You are viewing a plain text version of this content. The canonical link for it is here.
Posted to dev@tinkerpop.apache.org by Marko Rodriguez <ok...@gmail.com> on 2015/12/02 21:22:52 UTC
[DISCUSS] DefaultInputRDD and DefaultInputFormat
Hello,
It is possible for us to provide a DefaultInputRDD and DefaultInputFormat to allow any OLTP graph system to easily load the data into Giraph/Spark/etc.
https://issues.apache.org/jira/browse/TINKERPOP3-1015
This is a "quick and dirty" as its single threaded -- no splits. It uses Graph.vertices() to stream in the vertices one at a time.
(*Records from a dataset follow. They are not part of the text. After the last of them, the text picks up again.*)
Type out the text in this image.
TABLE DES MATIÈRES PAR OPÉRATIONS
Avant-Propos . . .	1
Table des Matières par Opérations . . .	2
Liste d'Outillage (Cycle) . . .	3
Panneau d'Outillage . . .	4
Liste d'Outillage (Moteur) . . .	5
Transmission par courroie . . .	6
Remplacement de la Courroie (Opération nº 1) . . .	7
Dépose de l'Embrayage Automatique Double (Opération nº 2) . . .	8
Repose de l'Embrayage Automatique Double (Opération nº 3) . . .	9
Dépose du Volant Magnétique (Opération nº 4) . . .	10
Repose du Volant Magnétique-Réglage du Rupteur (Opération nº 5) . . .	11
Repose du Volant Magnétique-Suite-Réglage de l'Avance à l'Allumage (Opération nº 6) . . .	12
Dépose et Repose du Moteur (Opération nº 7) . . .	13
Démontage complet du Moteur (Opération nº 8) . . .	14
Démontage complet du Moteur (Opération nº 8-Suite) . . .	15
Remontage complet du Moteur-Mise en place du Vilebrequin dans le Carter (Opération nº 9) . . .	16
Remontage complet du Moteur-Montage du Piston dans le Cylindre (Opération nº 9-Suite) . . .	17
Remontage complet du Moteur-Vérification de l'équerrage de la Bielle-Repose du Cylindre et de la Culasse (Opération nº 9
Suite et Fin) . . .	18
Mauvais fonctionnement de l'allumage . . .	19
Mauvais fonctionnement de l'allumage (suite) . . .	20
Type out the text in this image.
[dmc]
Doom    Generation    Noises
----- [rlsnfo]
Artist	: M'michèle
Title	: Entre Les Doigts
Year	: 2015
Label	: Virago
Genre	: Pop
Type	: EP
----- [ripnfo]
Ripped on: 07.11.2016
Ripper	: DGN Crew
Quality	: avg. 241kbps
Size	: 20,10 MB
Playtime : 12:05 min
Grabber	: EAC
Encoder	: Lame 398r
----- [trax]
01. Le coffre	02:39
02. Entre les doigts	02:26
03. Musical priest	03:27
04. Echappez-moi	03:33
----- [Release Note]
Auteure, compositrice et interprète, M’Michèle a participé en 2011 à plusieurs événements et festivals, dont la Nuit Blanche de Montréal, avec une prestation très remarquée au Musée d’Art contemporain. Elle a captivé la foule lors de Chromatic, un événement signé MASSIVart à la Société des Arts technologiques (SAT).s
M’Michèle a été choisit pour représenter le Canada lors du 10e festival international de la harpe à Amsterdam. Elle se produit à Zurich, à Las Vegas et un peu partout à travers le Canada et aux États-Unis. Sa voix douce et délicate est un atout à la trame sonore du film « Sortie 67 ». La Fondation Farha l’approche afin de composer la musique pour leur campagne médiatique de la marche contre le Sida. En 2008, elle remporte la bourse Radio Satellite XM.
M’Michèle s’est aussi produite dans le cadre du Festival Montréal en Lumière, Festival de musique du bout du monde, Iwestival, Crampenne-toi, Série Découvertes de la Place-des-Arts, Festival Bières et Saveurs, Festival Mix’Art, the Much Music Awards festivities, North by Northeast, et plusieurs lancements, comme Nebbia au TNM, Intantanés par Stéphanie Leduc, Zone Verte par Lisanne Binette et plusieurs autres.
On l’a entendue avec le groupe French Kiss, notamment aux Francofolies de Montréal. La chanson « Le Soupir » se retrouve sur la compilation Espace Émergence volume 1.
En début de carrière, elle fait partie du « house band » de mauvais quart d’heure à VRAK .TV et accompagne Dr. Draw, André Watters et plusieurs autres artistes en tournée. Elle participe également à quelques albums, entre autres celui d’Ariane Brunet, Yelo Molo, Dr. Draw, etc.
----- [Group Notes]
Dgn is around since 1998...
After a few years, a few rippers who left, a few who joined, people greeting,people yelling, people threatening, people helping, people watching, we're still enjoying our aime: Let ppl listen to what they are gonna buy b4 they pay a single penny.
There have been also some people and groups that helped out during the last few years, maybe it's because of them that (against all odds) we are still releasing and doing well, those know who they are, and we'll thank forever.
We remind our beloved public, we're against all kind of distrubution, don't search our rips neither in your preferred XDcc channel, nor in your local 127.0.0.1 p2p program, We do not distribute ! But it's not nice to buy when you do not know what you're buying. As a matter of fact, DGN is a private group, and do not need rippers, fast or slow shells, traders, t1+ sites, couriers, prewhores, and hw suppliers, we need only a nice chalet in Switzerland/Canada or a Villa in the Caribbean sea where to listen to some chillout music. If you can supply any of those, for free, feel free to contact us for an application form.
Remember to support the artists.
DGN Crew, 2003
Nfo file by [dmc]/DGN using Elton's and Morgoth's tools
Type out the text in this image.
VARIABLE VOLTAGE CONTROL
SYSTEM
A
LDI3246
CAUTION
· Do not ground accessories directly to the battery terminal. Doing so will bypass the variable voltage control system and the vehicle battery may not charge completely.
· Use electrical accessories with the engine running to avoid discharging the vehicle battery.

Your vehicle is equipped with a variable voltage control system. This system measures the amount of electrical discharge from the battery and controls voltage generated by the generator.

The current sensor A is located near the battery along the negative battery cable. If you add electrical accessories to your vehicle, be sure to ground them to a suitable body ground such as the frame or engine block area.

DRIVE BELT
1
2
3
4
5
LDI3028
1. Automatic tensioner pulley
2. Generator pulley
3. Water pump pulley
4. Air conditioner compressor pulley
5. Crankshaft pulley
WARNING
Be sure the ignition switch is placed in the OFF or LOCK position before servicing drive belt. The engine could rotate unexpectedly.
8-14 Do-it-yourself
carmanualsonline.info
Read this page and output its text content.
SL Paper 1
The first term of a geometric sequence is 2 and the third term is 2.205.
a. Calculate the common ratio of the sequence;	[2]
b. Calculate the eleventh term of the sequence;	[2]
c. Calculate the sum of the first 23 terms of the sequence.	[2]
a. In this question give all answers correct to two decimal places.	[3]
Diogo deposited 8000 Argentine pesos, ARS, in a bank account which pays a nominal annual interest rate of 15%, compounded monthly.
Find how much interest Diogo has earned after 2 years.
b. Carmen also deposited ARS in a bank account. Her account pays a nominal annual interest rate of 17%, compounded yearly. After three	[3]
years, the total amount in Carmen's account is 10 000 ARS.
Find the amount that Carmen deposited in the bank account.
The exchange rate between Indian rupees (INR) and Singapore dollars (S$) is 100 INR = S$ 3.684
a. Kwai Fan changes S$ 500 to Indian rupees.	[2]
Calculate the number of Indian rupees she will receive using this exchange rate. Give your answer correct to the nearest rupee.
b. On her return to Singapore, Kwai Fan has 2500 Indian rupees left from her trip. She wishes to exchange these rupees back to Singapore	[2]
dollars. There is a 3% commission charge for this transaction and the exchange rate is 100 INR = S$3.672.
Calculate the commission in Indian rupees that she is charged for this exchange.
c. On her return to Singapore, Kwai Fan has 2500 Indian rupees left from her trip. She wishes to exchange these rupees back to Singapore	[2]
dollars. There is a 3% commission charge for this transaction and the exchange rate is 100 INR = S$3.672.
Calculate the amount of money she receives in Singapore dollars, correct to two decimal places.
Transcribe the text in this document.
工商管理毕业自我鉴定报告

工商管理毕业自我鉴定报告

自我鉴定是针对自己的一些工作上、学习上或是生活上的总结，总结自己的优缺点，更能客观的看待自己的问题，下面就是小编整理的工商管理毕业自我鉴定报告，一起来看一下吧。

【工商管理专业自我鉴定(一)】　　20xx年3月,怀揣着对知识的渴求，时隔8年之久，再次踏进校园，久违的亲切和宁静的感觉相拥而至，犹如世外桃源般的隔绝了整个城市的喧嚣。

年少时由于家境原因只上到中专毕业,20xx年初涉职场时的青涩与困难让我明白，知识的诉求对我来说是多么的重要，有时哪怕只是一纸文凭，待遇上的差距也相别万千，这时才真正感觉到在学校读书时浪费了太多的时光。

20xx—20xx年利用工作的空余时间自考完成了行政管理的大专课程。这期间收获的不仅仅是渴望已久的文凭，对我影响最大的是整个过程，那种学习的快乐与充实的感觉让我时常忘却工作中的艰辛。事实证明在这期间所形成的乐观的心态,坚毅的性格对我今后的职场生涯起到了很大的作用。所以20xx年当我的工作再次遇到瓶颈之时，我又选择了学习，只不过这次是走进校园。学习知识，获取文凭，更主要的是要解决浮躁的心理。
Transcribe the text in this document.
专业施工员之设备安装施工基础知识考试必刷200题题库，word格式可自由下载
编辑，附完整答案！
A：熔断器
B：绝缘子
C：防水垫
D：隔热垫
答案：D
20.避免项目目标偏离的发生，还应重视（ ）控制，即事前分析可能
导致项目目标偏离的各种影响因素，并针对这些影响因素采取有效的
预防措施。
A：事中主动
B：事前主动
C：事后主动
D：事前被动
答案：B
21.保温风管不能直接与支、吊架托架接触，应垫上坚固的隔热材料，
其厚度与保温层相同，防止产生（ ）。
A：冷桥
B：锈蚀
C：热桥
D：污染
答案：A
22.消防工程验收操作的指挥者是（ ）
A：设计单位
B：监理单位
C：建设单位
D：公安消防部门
Would people be interested in this feature? It would allow you to, for example, use Spark with Neo4j. Also, another thing we could do to make this efficient is:
List<Iterator<Vertex>> Graph.vertexSplits(int numberOfSplits)
Then each graph provider can specify how to do parallel reads. The default implementation would be:
List<Iterator<Vertex>> splits = new ArrayList<>(numberOfSplits);
list.add(this.vertices());
return splits;
Anywho…. random idea as I was doing some Spark InputRDD test suite stuff.
Take care,
Marko.
http://markorodriguez.com
Re: [DISCUSS] DefaultInputRDD and DefaultInputFormat
Posted by Stephen Mallette <sp...@gmail.com>.
I like the sound of where this is going - seems like a good idea to me.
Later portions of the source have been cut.